A paradoxical survival in this racially charged atmosphere is coon , which has its own entry. Although occasionally used in the insulting American English fashion of a black person, coon has been reclaimed to refer to the Coon Carnival , a New Year celebration held in Cape Town by choirs and bands of Coloured people, “so named from the black and white raccoon-style make-up [worn by the participants] similar to that of Negro Christie Minstrels” (Branford, ed., 1978). A similar survival is nigger-ball , a sweet, which until recently had a general currency; it was not regarded as offensive, since nigger was not commonly used in South Africa.
The term Coloured has also changed in semantic force.

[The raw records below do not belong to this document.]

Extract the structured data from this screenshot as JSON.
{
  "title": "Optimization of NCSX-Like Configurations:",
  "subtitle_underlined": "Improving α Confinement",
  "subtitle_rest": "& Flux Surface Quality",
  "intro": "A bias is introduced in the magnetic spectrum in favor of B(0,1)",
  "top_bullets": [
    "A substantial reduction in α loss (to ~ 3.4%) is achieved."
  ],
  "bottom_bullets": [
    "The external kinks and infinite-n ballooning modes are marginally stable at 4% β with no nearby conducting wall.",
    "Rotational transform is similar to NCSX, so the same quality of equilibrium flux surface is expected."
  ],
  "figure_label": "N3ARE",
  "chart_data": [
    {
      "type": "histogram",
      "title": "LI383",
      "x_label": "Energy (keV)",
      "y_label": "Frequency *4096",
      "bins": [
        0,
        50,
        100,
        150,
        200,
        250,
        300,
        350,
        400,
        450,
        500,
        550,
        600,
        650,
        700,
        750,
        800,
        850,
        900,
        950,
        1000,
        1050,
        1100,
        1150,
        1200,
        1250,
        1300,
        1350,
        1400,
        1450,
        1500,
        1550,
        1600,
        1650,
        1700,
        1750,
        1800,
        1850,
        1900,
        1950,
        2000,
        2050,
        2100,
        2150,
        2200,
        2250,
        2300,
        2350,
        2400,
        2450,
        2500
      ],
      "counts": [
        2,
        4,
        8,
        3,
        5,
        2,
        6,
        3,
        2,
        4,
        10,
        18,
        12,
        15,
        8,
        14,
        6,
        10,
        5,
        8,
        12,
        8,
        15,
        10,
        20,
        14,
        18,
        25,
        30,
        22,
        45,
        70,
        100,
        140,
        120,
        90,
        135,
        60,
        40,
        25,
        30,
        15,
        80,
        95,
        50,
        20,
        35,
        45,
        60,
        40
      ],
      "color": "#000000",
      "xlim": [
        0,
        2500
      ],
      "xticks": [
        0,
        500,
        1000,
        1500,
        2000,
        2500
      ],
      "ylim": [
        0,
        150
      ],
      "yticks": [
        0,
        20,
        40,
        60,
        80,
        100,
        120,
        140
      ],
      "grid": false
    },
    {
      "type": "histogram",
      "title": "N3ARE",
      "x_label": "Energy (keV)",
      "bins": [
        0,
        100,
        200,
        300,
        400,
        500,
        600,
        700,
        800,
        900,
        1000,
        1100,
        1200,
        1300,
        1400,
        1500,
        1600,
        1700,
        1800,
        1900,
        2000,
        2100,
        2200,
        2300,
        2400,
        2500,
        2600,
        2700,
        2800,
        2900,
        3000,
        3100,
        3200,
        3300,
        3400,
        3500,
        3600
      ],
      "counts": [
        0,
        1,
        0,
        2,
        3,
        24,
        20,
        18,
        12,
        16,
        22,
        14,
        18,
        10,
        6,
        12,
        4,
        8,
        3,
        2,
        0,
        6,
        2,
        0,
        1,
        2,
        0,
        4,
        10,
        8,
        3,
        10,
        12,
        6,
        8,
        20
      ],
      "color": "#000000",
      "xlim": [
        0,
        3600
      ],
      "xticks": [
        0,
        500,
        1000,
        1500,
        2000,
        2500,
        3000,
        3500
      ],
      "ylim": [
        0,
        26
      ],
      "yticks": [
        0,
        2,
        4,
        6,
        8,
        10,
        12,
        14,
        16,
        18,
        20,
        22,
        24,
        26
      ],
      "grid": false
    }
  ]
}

It was used as a plain descriptive term from the 1830s, becoming an official category in the Population Registration Act of 1950 designating “a person who is not a white person or a native.” Often regarded as an embarrassment, it was replaced by “of mixed race,” similar to the euphemistic use of colored for black in American English. However, it is also increasingly reclaimed by the population itself: A survey carried out by the Johannesburg newspaper The Star in 1994 found that 75 percent of those polled “did not mind being referred to as Coloured” (October 15-16, 9). It is once more the standard term.
Descriptions of South African English have shown increasing sensitivity to ethnic insults. The earliest glossary, the Reverend Charles Pettman’s comprehensive Afrikanderisms: A Glossary of South African Words and Phrases (1913), covered terms like kaffir with great precision, but focused on the historical uses and ignored slang. Most of the terms discussed above were accommodated lexicographically in the various editions of A Dictionary of South African English (ed. J. Branford) issued from 1978 onward. However, the major Dictionary of South African English on Historical Principles (ed. P. Silva et al. 1996) did not include several. Recognition of the power of these terms of ethnic insult is reflected in the legal category in South African law of crimen injuria, which has its own entry.